Model Quality Gate Terminology Checkpoint
A cleanup checkpoint that removes the old human-review gate contract from active production-readiness surfaces.
This checkpoint removes the old human-review gate vocabulary from the active GDPval, replay, feedback, beta-admission, deployment-readiness, and runtime-readiness surfaces, replacing it with model-quality, structured-model, semantic-review, and quality-gate language. The production Personalization Engine goal is still active; this is a cleanup and proof checkpoint that prevents future agents from reintroducing the wrong review contract while we continue toward JD-aware role context, AI Fluency maps, clean embeddings, and runtime readiness.
What Changed
The active gate terminology now reflects the current operating model.
| Before | After |
|---|---|
human_review_decisions | model_quality_gate_decisions |
requires_human_review_before_external_beta | requires_model_quality_gate_before_external_beta |
human_risk_gate_status | model_risk_gate_status |
human_review_required_for_path | model_quality_gate_required_for_path |
awaiting_human_decision style GDPval holds | awaiting_structured_model_decision and ready_for_structured_model_calibration |
| “human-reviewed workflows” in derived outputs | “quality-reviewed workflows” |
This touched code, tests, and regenerated durable receipts under artifacts/validation, artifacts/reports, artifacts/events, and artifacts/review.
Main Files Touched
Core changes landed across beta admission, deployment readiness, event replay, feedback, GDPval replacement flows, packet quality, reporting, and the planner. Focused tests were updated or exercised for beta admission, deployment readiness, feedback, GDPval calibration and practice, packet quality, and planner behavior.
src/aina_data_engine/*Gate names, normalizers, runtime flags, report keys.
tests/test_*GDPval*Focused assertions now expect model-quality and structured-model language.
artifacts/*Durable JSON, JSONL, Markdown, HTML, and event receipts regenerated.
Verification
| Check | Result |
|---|---|
ain-506-p0-gate | pass |
ain-510-retrieval-promotion-gate | pass, status promotion_ready |
production-runtime-readiness | pass, status ready_to_harden_headless_production_runtime |
validate | pass |
| Focused pytest | 51 passed in 48.88s |
| Ruff on changed Python/test files | pass |
| Active stale-phrase scan for GDPval/replay/feedback receipts | no hits |
Planner/runtime-readiness human_review scan | no hits |
| Artifact ignore policy | bulk DuckDB, Parquet, vector, and raw paths ignored; durable reports, receipts, and handoff not ignored |
What Is Intentionally Not Solved Here
This checkpoint does not finish the full production objective. It does not complete JD-aware role-context evidence, source-authority registry v2, role-resolution decisions, AI Fluency E2E fixture expansion to 25-50 real rows, clean full-corpus embedding, archive/retirement proof, or final production-pluggable release.

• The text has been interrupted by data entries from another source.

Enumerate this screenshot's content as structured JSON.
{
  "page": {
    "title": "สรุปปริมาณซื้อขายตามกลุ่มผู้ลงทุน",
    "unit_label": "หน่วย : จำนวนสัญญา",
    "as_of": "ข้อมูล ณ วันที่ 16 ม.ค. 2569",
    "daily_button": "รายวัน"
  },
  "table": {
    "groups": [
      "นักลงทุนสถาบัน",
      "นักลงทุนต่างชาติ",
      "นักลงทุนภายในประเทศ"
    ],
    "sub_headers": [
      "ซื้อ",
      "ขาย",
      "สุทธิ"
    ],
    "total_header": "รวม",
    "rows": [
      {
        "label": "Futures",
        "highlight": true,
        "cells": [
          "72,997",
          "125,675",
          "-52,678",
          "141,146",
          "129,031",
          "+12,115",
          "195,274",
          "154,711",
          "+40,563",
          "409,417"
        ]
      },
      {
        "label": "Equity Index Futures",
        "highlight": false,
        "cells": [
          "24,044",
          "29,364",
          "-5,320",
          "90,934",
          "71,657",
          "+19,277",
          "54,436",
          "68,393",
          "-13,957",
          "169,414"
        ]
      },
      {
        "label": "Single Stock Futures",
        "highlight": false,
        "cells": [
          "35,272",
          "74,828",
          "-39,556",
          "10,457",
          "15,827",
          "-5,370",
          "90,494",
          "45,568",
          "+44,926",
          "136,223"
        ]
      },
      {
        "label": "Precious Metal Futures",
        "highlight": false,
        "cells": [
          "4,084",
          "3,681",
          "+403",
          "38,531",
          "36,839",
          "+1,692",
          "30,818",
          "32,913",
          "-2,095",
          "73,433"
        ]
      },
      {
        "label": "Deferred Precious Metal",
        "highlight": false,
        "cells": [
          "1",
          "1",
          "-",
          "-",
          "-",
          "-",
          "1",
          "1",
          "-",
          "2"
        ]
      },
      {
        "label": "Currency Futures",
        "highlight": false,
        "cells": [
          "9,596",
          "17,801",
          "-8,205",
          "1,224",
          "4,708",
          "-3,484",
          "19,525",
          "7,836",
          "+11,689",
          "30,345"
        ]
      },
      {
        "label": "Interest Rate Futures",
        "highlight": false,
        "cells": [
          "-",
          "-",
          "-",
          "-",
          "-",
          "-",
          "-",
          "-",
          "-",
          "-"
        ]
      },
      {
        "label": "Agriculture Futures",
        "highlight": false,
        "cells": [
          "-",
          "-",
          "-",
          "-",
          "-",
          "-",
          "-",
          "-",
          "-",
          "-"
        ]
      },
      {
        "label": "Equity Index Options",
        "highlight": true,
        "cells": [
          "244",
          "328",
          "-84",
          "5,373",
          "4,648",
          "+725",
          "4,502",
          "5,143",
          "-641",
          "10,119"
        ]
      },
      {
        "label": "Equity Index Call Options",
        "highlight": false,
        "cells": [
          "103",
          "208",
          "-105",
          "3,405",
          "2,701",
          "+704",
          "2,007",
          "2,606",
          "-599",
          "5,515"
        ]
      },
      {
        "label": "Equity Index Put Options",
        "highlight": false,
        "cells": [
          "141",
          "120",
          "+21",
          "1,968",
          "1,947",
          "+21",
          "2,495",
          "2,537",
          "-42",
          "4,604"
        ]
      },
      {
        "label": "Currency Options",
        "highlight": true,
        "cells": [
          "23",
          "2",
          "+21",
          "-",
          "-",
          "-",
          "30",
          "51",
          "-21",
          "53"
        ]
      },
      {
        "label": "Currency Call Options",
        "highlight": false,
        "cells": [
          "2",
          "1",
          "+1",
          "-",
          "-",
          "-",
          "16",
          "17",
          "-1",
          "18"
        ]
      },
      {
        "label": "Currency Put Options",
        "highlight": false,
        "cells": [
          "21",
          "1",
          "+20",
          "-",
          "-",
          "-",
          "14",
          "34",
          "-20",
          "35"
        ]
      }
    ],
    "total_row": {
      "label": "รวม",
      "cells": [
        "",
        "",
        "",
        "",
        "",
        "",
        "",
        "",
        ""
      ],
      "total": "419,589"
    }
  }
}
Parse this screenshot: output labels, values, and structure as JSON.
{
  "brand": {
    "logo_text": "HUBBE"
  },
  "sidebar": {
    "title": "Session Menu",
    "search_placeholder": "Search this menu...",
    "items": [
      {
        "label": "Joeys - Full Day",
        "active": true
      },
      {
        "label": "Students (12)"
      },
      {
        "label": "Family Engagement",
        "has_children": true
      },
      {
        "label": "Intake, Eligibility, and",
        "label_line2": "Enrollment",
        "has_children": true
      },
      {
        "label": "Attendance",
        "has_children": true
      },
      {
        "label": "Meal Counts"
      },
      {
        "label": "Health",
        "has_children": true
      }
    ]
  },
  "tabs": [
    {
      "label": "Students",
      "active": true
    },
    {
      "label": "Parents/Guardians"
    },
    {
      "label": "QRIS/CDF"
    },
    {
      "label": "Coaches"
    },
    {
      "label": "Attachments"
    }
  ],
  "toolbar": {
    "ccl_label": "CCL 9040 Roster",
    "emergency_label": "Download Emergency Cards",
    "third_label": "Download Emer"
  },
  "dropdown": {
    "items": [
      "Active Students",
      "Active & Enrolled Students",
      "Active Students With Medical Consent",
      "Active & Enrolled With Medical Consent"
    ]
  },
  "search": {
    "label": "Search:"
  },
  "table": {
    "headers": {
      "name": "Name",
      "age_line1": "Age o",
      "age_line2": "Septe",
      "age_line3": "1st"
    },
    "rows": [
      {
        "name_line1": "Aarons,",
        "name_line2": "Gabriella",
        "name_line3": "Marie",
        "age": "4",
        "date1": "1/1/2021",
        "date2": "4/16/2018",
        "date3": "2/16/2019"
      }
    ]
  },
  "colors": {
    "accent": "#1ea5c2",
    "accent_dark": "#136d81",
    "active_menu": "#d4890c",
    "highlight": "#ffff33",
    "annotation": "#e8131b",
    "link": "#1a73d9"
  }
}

Some historical or compatibility surfaces still contain old terms by design: source normalizers may include old phrase literals, raw or bulk artifacts may still need source-family repair, and risk/accountability holds remain valid as long as they are not represented as human_review columns or gates.
Current Production Goal Status
The active goal remains open. The repo is now cleaner for the next slices, but the real end state still requires clean-start and authority reconciliation, runtime contracts, JD-aware role context, AI Fluency loop validation, clean-repair-embed progression, exact-cosine retrieval proof, and donor retirement/archive proof.
Resume Commands
git status --short --branch
git log -5 --oneline
uv run aina-data-engine --root /srv/aina/aina-data-engine-room ain-506-p0-gate
uv run aina-data-engine --root /srv/aina/aina-data-engine-room ain-510-retrieval-promotion-gate
uv run aina-data-engine --root /srv/aina/aina-data-engine-room production-runtime-readiness
uv run aina-data-engine --root /srv/aina/aina-data-engine-room validate
Focused regression command:
uv run pytest tests/test_deployment_readiness.py tests/test_gdpval_hold_closeout.py tests/test_gdpval_calibration_packet.py tests/test_packet_quality_gate.py tests/test_gdpval_replacement_practice.py tests/test_gdpval_replacement_replay_bridge.py tests/test_gdpval_replacement_approved_intake.py tests/test_gdpval_replacement_candidate_pack.py tests/test_gdpval_replacement_candidate_practice.py tests/test_gdpval_replacement_candidate_batch_practice.py tests/test_gdpval_replacement_candidate_batch_resolution.py tests/test_beta_admission.py tests/test_feedback_loop.py tests/test_feedback_state_matrix.py tests/test_planner.py -q
Start with runtime/source-authority reconciliation, not a new embedding push; make role-context evidence JD-aware and product-consumable, then embed only clean semantic chunks that pass source-family gates.